An annual general meeting (AGM) of a body corporate is held once a year and must be within four months after the financial year end. It is a very important meeting that all owners should attend as it provides an opportunity to assess the performance of the body corporate and its trustees.
The AGM is a great opportunity for owners to keep up to date and stay abreast of how the body corporate is performing and how the complex is being managed. It also brings about an opportunity to determine what projects are planned for the coming year and if any special levies are being proposed for the coming year.

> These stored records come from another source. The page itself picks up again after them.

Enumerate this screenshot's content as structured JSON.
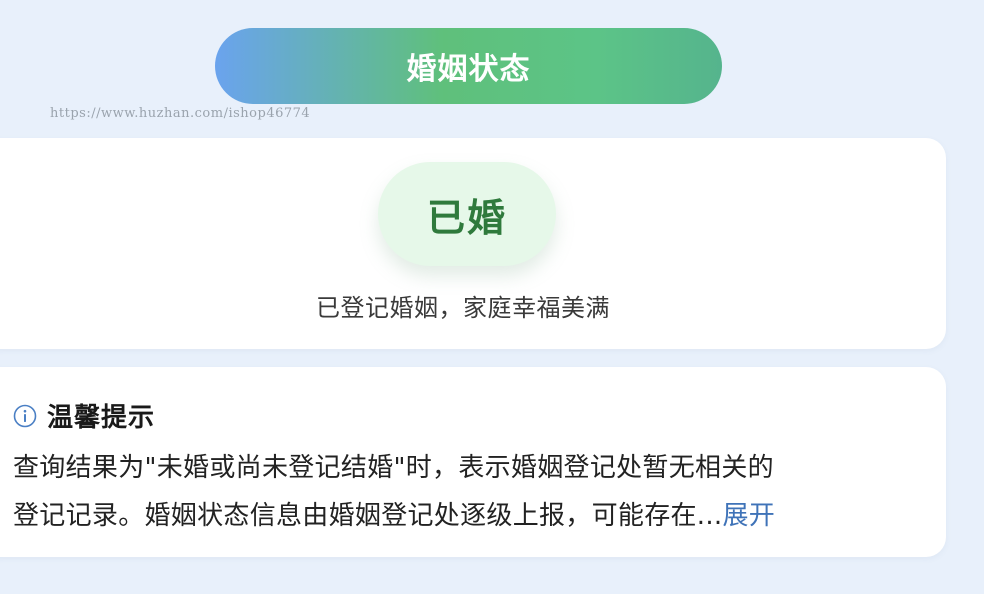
{
  "header": {
    "title": "婚姻状态"
  },
  "watermark": {
    "text": "https://www.huzhan.com/ishop46774"
  },
  "status": {
    "badge": "已婚",
    "description": "已登记婚姻，家庭幸福美满",
    "badge_color": "#2f7a3c",
    "badge_bg": "#e6f8e9"
  },
  "tip": {
    "icon": "info-icon",
    "title": "温馨提示",
    "line1": "查询结果为\"未婚或尚未登记结婚\"时，表示婚姻登记处暂无相关的",
    "line2": "登记记录。婚姻状态信息由婚姻登记处逐级上报，可能存在...",
    "expand_label": "展开",
    "accent_color": "#3f73b8"
  }
}
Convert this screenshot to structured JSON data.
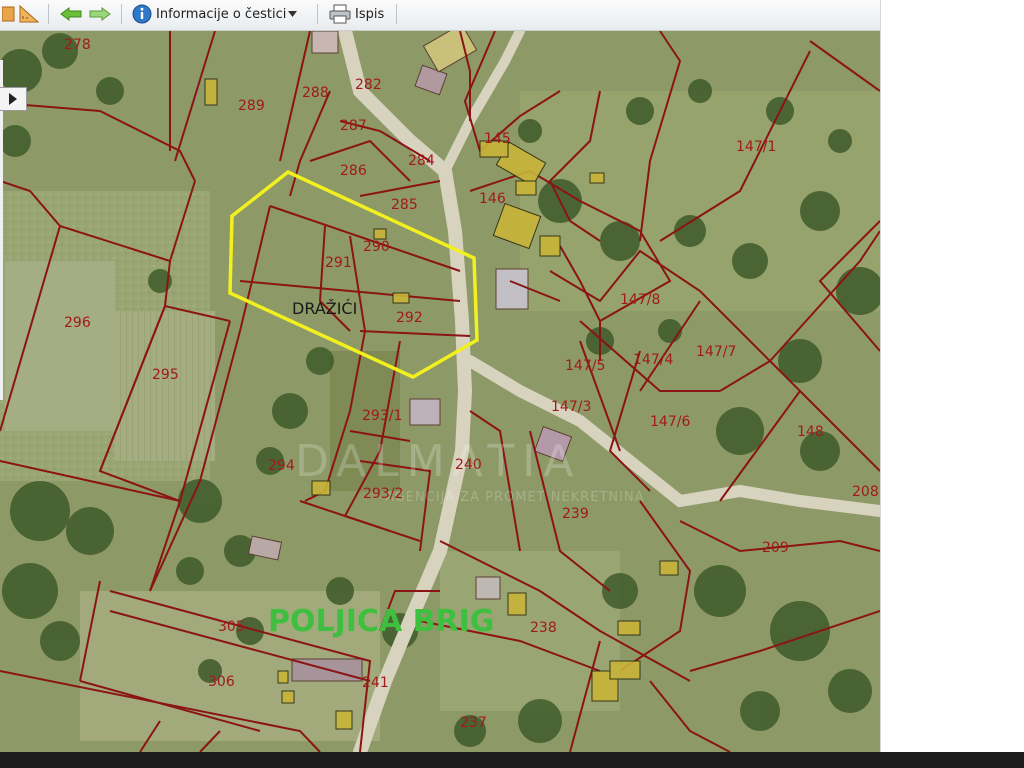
{
  "toolbar": {
    "info_label": "Informacije o čestici",
    "print_label": "Ispis"
  },
  "map": {
    "place_names": {
      "village": "DRAŽIĆI",
      "area": "POLJICA BRIG"
    },
    "watermark": {
      "brand": "DALMATIA",
      "tagline": "AGENCIJA ZA PROMET NEKRETNINA"
    },
    "parcels": {
      "p278": "278",
      "p289": "289",
      "p288": "288",
      "p282": "282",
      "p287": "287",
      "p286": "286",
      "p284": "284",
      "p285": "285",
      "p145": "145",
      "p146": "146",
      "p147_1": "147/1",
      "p290": "290",
      "p291": "291",
      "p292": "292",
      "p296": "296",
      "p295": "295",
      "p147_8": "147/8",
      "p147_4": "147/4",
      "p147_7": "147/7",
      "p147_5": "147/5",
      "p147_3": "147/3",
      "p147_6": "147/6",
      "p293_1": "293/1",
      "p148": "148",
      "p294": "294",
      "p240": "240",
      "p293_2": "293/2",
      "p239": "239",
      "p208": "208",
      "p209": "209",
      "p305": "305",
      "p238": "238",
      "p306": "306",
      "p241": "241",
      "p237": "237"
    },
    "colors": {
      "boundary": "#8b1414",
      "selection": "#f2f01e",
      "place_label": "#3fbf3f"
    }
  }
}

Some of the items that are typically discussed at the AGM are –
- The financial statements of the body corporate
- The ten-year maintenance plan of the body corporate
- Approval of the budget for the coming year
- Appointment of trustees and chairperson for the coming year
- Ensuring insurance levels are appropriate
- Ensuring that the reserve fund levels are in accordance with the legislated threshold
- Levy increases or special levies
In order for an AGM to take place there must be a quorum present at the meeting. The meeting cannot take place if there is no quorum. In most cases a quorum is 33.33% of all owners should be present in person or by way of proxy. If there is no quorum the meeting gets postponed for a week later and at the subsequent meeting, the quorum requirement will not be applicable. That means that as long as there are at least 2 or more owners present, the meeting will be allowed to continue.